—Et que faites-vous, monsieur Jean-des-Figues? me demandait maître Cabridens.

—Je fais des vers, répondais-je en baissant les yeux.

—Des vers? c’est un agréable passe-temps; moi, je joue quelquefois de la flûte. Mais il vous faudra choisir une carrière, on se doit à la société...

Je fis hommage de la pièce à maître Cabridens; mademoiselle Reine me remercia d’un sourire. Et quand je m’en allai, maître Cabridens m’accompagnant:—Nous partons pour Palestine dans quelques jours, à cause des vers à soie. Venez donc nous surprendre, un de ces lundis, nous dînerons et, je vous ferai part, au dessert, du mémoire que je vais écrire touchant notre pièce... J’en tiens déjà le plan... Eh! eh!... c’est toute notre histoire à refaire. Tant pis pour La Plane!... Allons, à revoir, monsieur Jean-des-Figues!

Du haut du ciel, cousin Mitre se frottait les mains.

VIII
PALESTINE ET MAYGREMINE

Mars était venu, et, de la montagne à la plaine, la terre s’éveillait de son long sommeil. Ni fleurs ni feuilles encore, sauf quelques violettes dans l’herbe, et sur la lisière des bois l’ellébore dressant sa tige bizarre et sa fleur de la même couleur soufrée. Mais la séve gonflait les troncs, l’herbe humide se relevait au soleil nouveau, et, dans les bois, les sources et les ruisselets emportaient en hâte les feuilles tombées, comme pour faire disparaître les dernières traces de l’hiver. Quelques rares oiseaux se hasardaient à chanter, la brise semblait souffler plus douce; et, comme on devine la femme aimée au seul parfum de ses cheveux, au seul bruit de son pas connu, on sentait le printemps venir, sans le voir encore.

Maître Cabridens s’était, depuis un mois, transporté à sa campagne de Palestine, ou plutôt de Maygremine, comme les paysans l’appelaient malgré le propriétaire, ne voulant pas donner à la maison neuve plantée ainsi qu’une auberge dans la poussière de la grande route, le même nom qu’aux ruines du galant château niché au revers de la colline entre les roses et les oliviers.

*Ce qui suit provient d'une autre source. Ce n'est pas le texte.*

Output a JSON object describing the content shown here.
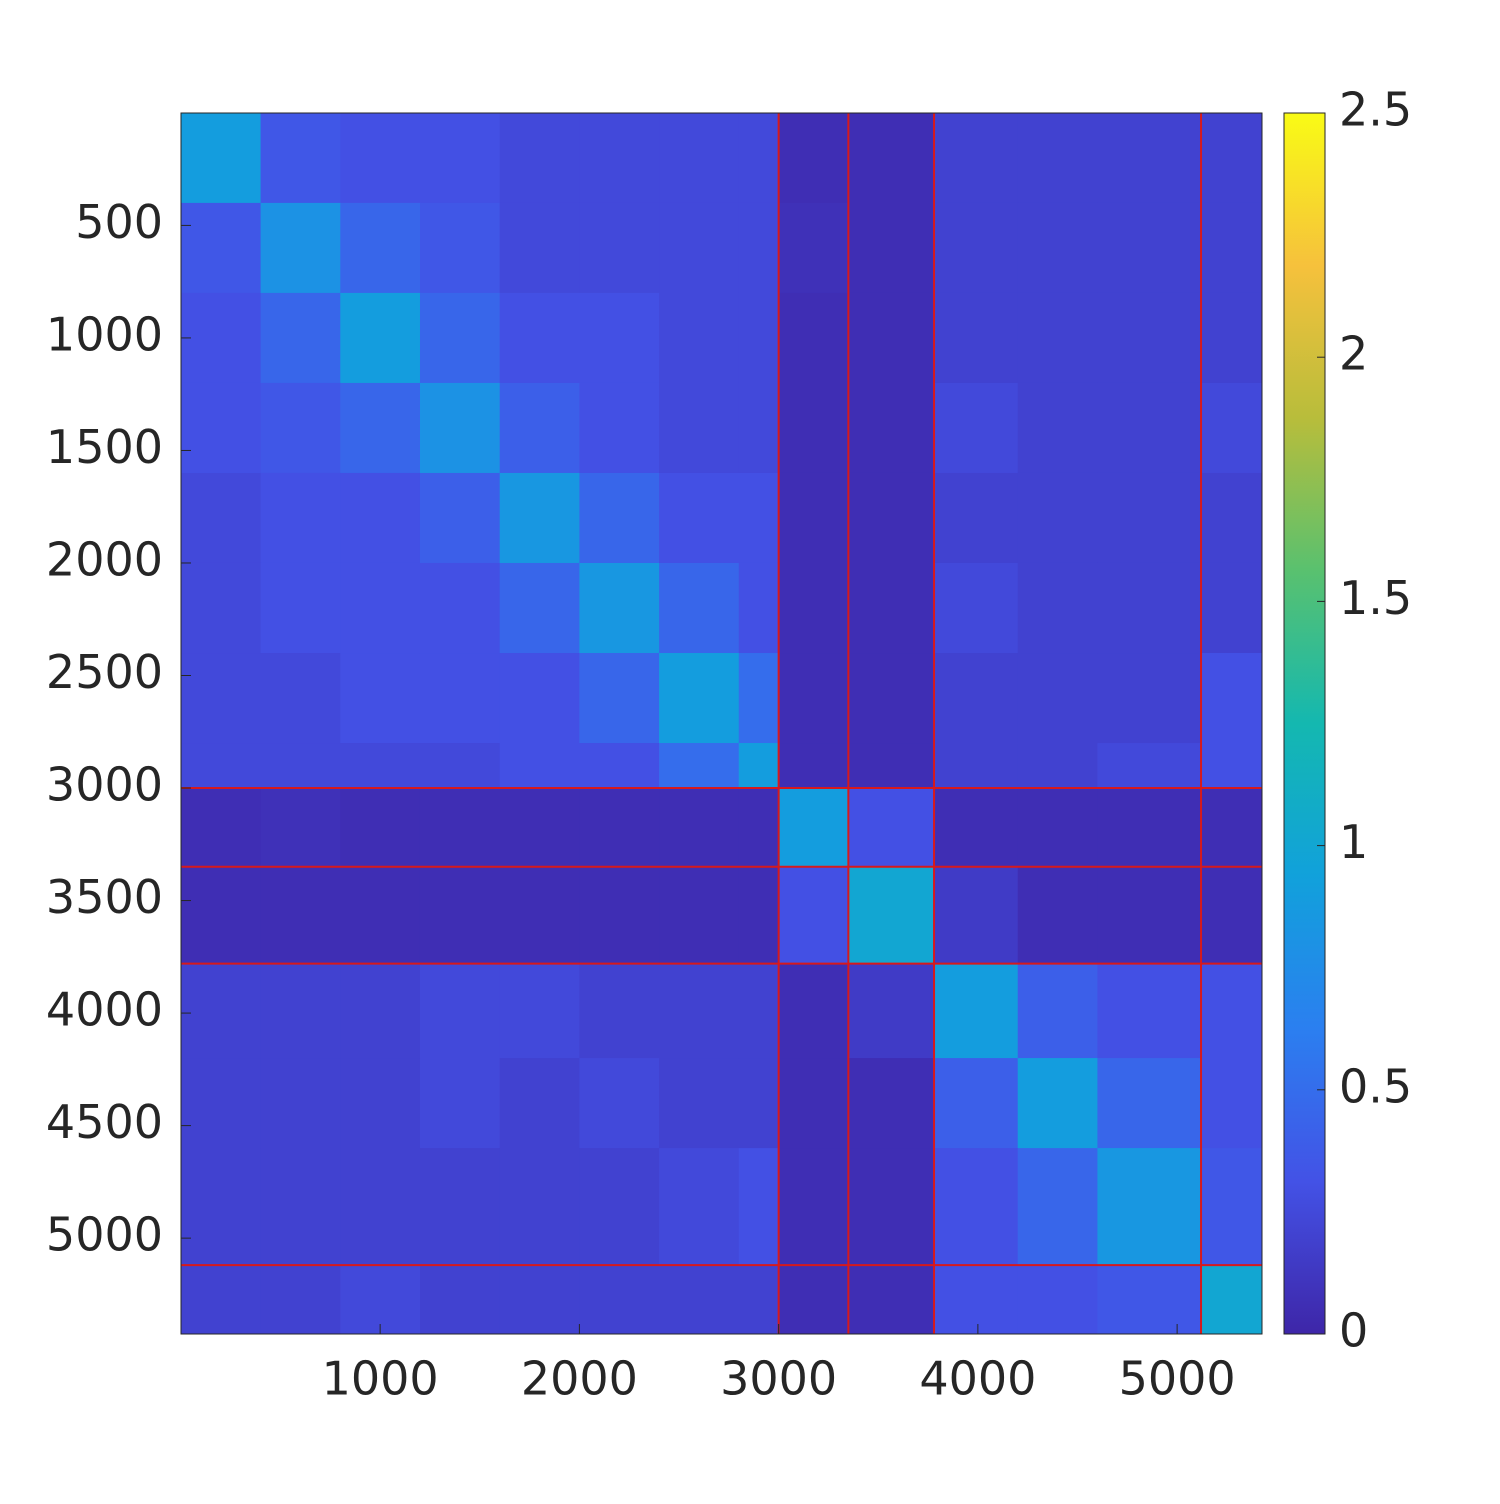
{
  "chart_data": {
    "type": "heatmap",
    "x_bins": [
      0.5,
      400,
      800,
      1200,
      1600,
      2000,
      2400,
      2800,
      3000,
      3350,
      3780,
      4200,
      4600,
      5120,
      5426
    ],
    "y_bins": [
      0.5,
      400,
      800,
      1200,
      1600,
      2000,
      2400,
      2800,
      3000,
      3350,
      3780,
      4200,
      4600,
      5120,
      5426
    ],
    "values": [
      [
        0.9,
        0.35,
        0.3,
        0.3,
        0.25,
        0.25,
        0.25,
        0.25,
        0.06,
        0.06,
        0.2,
        0.2,
        0.2,
        0.2
      ],
      [
        0.35,
        0.8,
        0.45,
        0.35,
        0.25,
        0.25,
        0.25,
        0.25,
        0.08,
        0.06,
        0.2,
        0.2,
        0.2,
        0.2
      ],
      [
        0.3,
        0.45,
        0.9,
        0.45,
        0.3,
        0.3,
        0.25,
        0.25,
        0.06,
        0.06,
        0.2,
        0.2,
        0.2,
        0.2
      ],
      [
        0.3,
        0.35,
        0.45,
        0.8,
        0.4,
        0.3,
        0.25,
        0.25,
        0.06,
        0.06,
        0.25,
        0.2,
        0.2,
        0.25
      ],
      [
        0.25,
        0.3,
        0.3,
        0.4,
        0.85,
        0.45,
        0.3,
        0.3,
        0.06,
        0.06,
        0.2,
        0.2,
        0.2,
        0.2
      ],
      [
        0.25,
        0.3,
        0.3,
        0.3,
        0.45,
        0.85,
        0.45,
        0.3,
        0.06,
        0.06,
        0.25,
        0.2,
        0.2,
        0.2
      ],
      [
        0.25,
        0.25,
        0.3,
        0.3,
        0.3,
        0.45,
        0.9,
        0.5,
        0.06,
        0.06,
        0.2,
        0.2,
        0.2,
        0.3
      ],
      [
        0.25,
        0.25,
        0.25,
        0.25,
        0.3,
        0.3,
        0.5,
        0.9,
        0.06,
        0.06,
        0.2,
        0.2,
        0.25,
        0.3
      ],
      [
        0.06,
        0.08,
        0.06,
        0.06,
        0.06,
        0.06,
        0.06,
        0.06,
        0.9,
        0.3,
        0.06,
        0.06,
        0.06,
        0.06
      ],
      [
        0.06,
        0.06,
        0.06,
        0.06,
        0.06,
        0.06,
        0.06,
        0.06,
        0.3,
        1.0,
        0.15,
        0.06,
        0.06,
        0.06
      ],
      [
        0.2,
        0.2,
        0.2,
        0.25,
        0.25,
        0.2,
        0.2,
        0.2,
        0.06,
        0.15,
        0.9,
        0.4,
        0.3,
        0.3
      ],
      [
        0.2,
        0.2,
        0.2,
        0.25,
        0.2,
        0.25,
        0.2,
        0.2,
        0.06,
        0.06,
        0.4,
        0.9,
        0.45,
        0.3
      ],
      [
        0.2,
        0.2,
        0.2,
        0.2,
        0.2,
        0.2,
        0.25,
        0.3,
        0.06,
        0.06,
        0.3,
        0.45,
        0.85,
        0.35
      ],
      [
        0.2,
        0.2,
        0.25,
        0.2,
        0.2,
        0.2,
        0.2,
        0.2,
        0.06,
        0.06,
        0.3,
        0.3,
        0.35,
        1.0
      ]
    ],
    "xlim": [
      0.5,
      5426
    ],
    "ylim": [
      0.5,
      5426
    ],
    "y_reversed": true,
    "xticks": [
      1000,
      2000,
      3000,
      4000,
      5000
    ],
    "yticks": [
      500,
      1000,
      1500,
      2000,
      2500,
      3000,
      3500,
      4000,
      4500,
      5000
    ],
    "divider_lines": [
      3000,
      3350,
      3780,
      5120
    ],
    "divider_color": "#d7191c",
    "clim": [
      0,
      2.5
    ],
    "cticks": [
      0,
      0.5,
      1,
      1.5,
      2,
      2.5
    ],
    "colormap": [
      "#3e26a8",
      "#4352e6",
      "#2b7ff0",
      "#11a1db",
      "#14b8b0",
      "#59c16f",
      "#b8bd3b",
      "#f6c13c",
      "#f9fb15"
    ]
  }
}
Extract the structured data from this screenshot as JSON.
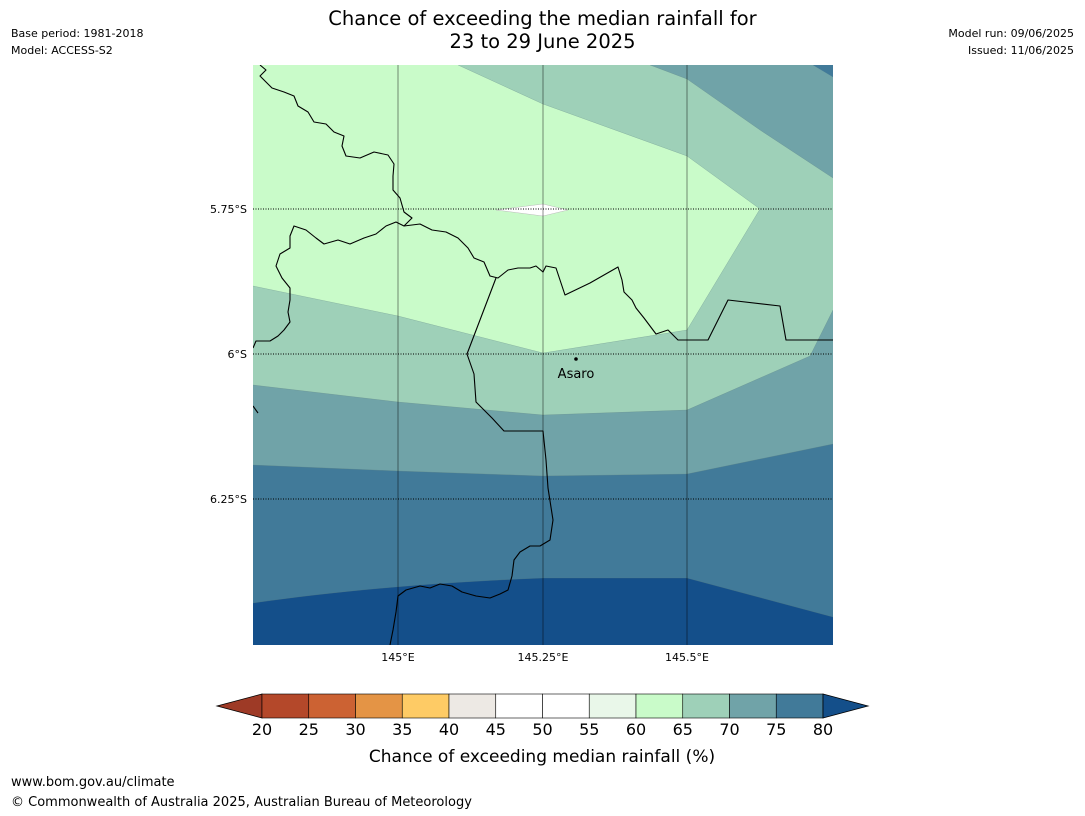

Maygremine n’est guère qu’à cinq kilomètres de la ville, une promenade pour des jambes de montagnard! et, peu à peu, j’avais pris l’habitude d’y passer une heure ou deux tous les jours, en compagnie. J’arrivais dans l’après-midi, nous causions modes et grand monde avec madame, musique ou poésie avec mademoiselle Reine, maître Cabridens me lisait ses travaux, et quelquefois,—on se rappelait, sacrebleu! quoique notaire, d’avoir fait son droit dans la ville du roi René!—quelquefois, il me menait au fond du jardin, près de la fontaine, et me montrant deux verres d’absinthe en train de se préparer tout seuls, depuis une heure, sous deux fils de mousse d’où tombait lentement et à intervalles réguliers une perle d’eau glacée: «Y a-t-il rien de comparable à la simple nature?» s’écriait le gros homme avec un fin sourire de roué. Puis, le soir venu, je reprenais le chemin de Canteperdrix.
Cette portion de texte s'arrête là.